Archive for the ‘Uncategorized’ Category

Handling Errors in ABC

May 24, 2012

When I started thinking I should write yesterday’s post and started testing the Ed Reavy ABC file, I quickly ran into one of the module’s limitations that I thought I should fix before claiming ABC was a useful program.

When I started trying the Reavy file, if the ABC file ran into an error in the ABC file, it would frequently just hang. Now, it was relatively easy to track down the erroneous ABC at that point, because the ABC Actions class prints all the title fields it finds as it finds them. You’d watch the list of tune names going by, and if it stopped the list before the tune file was done and just sat there, you knew something was wrong with that tune.

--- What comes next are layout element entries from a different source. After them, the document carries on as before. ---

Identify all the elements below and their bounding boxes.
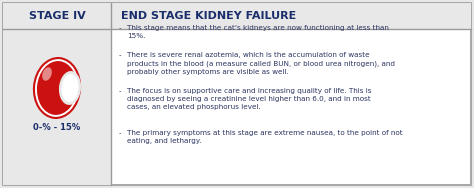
Ellipse shape [37,61,77,115]
FancyBboxPatch shape [3,3,471,29]
FancyBboxPatch shape [3,3,471,185]
Text: -: - [119,130,122,136]
Ellipse shape [34,58,80,118]
Text: This stage means that the cat's kidneys are now functioning at less than
15%.: This stage means that the cat's kidneys … [127,25,389,39]
Ellipse shape [59,71,81,105]
Text: STAGE IV: STAGE IV [28,11,85,21]
Text: -: - [119,88,122,94]
Text: -: - [119,52,122,58]
FancyBboxPatch shape [3,3,111,185]
Text: 0-% - 15%: 0-% - 15% [33,124,81,133]
Text: The focus is on supportive care and increasing quality of life. This is
diagnose: The focus is on supportive care and incr… [127,88,372,111]
Text: -: - [119,25,122,31]
Text: END STAGE KIDNEY FAILURE: END STAGE KIDNEY FAILURE [121,11,296,21]
Text: The primary symptoms at this stage are extreme nausea, to the point of not
eatin: The primary symptoms at this stage are e… [127,130,402,144]
Ellipse shape [42,67,52,81]
Text: There is severe renal azotemia, which is the accumulation of waste
products in t: There is severe renal azotemia, which is… [127,52,395,75]
Ellipse shape [62,74,79,102]
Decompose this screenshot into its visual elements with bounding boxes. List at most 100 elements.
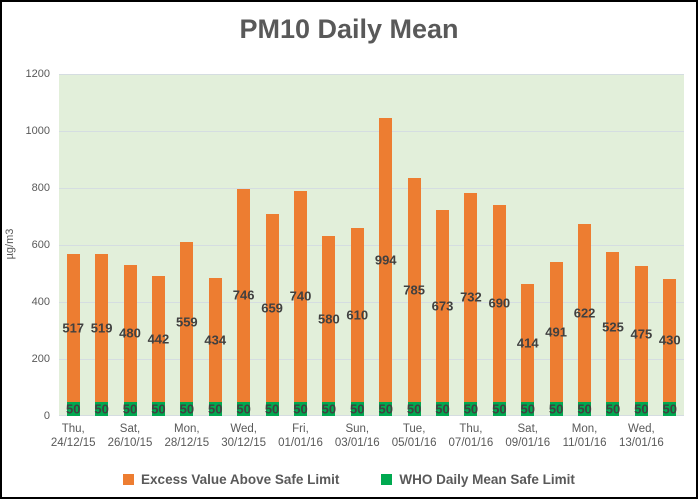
bar-safe-segment [492,401,506,416]
excess-value-label: 442 [147,331,170,347]
bar-safe-segment [549,401,563,416]
excess-value-label: 673 [431,298,454,314]
bar-safe-segment [634,401,648,416]
safe-value-label: 50 [236,401,251,417]
bar-safe-segment [237,401,251,416]
bar-safe-segment [151,401,165,416]
y-tick-label-600: 600 [31,239,50,251]
safe-value-label: 50 [662,401,678,417]
safe-value-label: 50 [548,401,564,417]
x-tick-label: Mon, 28/12/15 [164,423,210,449]
excess-value-label: 475 [630,326,653,342]
bar-excess-segment [322,236,336,402]
gridline-200 [59,359,684,360]
excess-value-label: 994 [374,252,397,268]
y-tick-label-800: 800 [31,182,50,194]
excess-value-label: 622 [573,305,596,321]
legend-item-excess: Excess Value Above Safe Limit [123,472,339,487]
safe-value-label: 50 [406,401,422,417]
bar-safe-segment [123,401,137,416]
bar-safe-segment [265,401,279,416]
bar-safe-segment [293,401,307,416]
excess-value-label: 610 [346,307,369,323]
gridline-0 [59,415,684,416]
safe-value-label: 50 [321,401,337,417]
y-tick-label-0: 0 [43,410,50,422]
safe-value-label: 50 [492,401,507,417]
bar-excess-segment [379,118,393,402]
chart-title: PM10 Daily Mean [239,14,459,44]
bar-excess-segment [407,178,421,402]
bar-safe-segment [407,401,421,416]
bar-safe-segment [180,401,194,416]
bar-safe-segment [663,401,677,416]
safe-value-label: 50 [151,401,166,417]
bar-excess-segment [123,264,137,402]
excess-value-label: 690 [488,295,511,311]
bar-excess-segment [151,275,165,402]
excess-value-label: 580 [318,311,340,327]
y-tick-label-400: 400 [31,296,50,308]
bar-safe-segment [379,401,393,416]
safe-value-label: 50 [264,401,280,417]
bar-excess-segment [634,266,648,402]
excess-value-label: 746 [232,287,255,303]
excess-value-label: 434 [204,332,227,348]
excess-value-label: 517 [62,320,85,336]
legend-swatch-safe-icon [381,474,393,485]
bar-safe-segment [464,401,478,416]
y-tick-label-1000: 1000 [25,125,50,137]
bar-excess-segment [66,254,80,402]
plot-area: 517 50 519 50 480 50 442 50 559 50 434 50 746 50 659 50… [59,74,684,416]
bar-safe-segment [208,401,222,416]
x-tick-label: Sun, 03/01/16 [334,423,380,449]
bar-excess-segment [492,205,506,402]
legend-item-safe: WHO Daily Mean Safe Limit [381,472,575,487]
x-tick-label: Mon, 11/01/16 [562,423,607,449]
bar-safe-segment [350,401,364,416]
excess-value-label: 525 [602,319,624,335]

That’s okay for a toy program that only I play with, but it’s unacceptable for a serious program other people can use. I had a theory about what caused it: when the grammar hit something it didn’t understand, it started backtracking to try to find a correct way of interpreting the file. Since there was no correct way, that resulted in a painfully long attempt to repeatedly re-interpret the bad data.

So I asked how to stop backtracking grammar regexes on #perl6. They helpfully suggested changing the ABC grammar’s regex methods to token, because token suppresses backtracking. I tried just changing one method, and that didn’t help. I tried changing them all, and that failed some tests. I changed one method back, and suddenly all the tests passed, and the grammar no longer hung on ABC file errors!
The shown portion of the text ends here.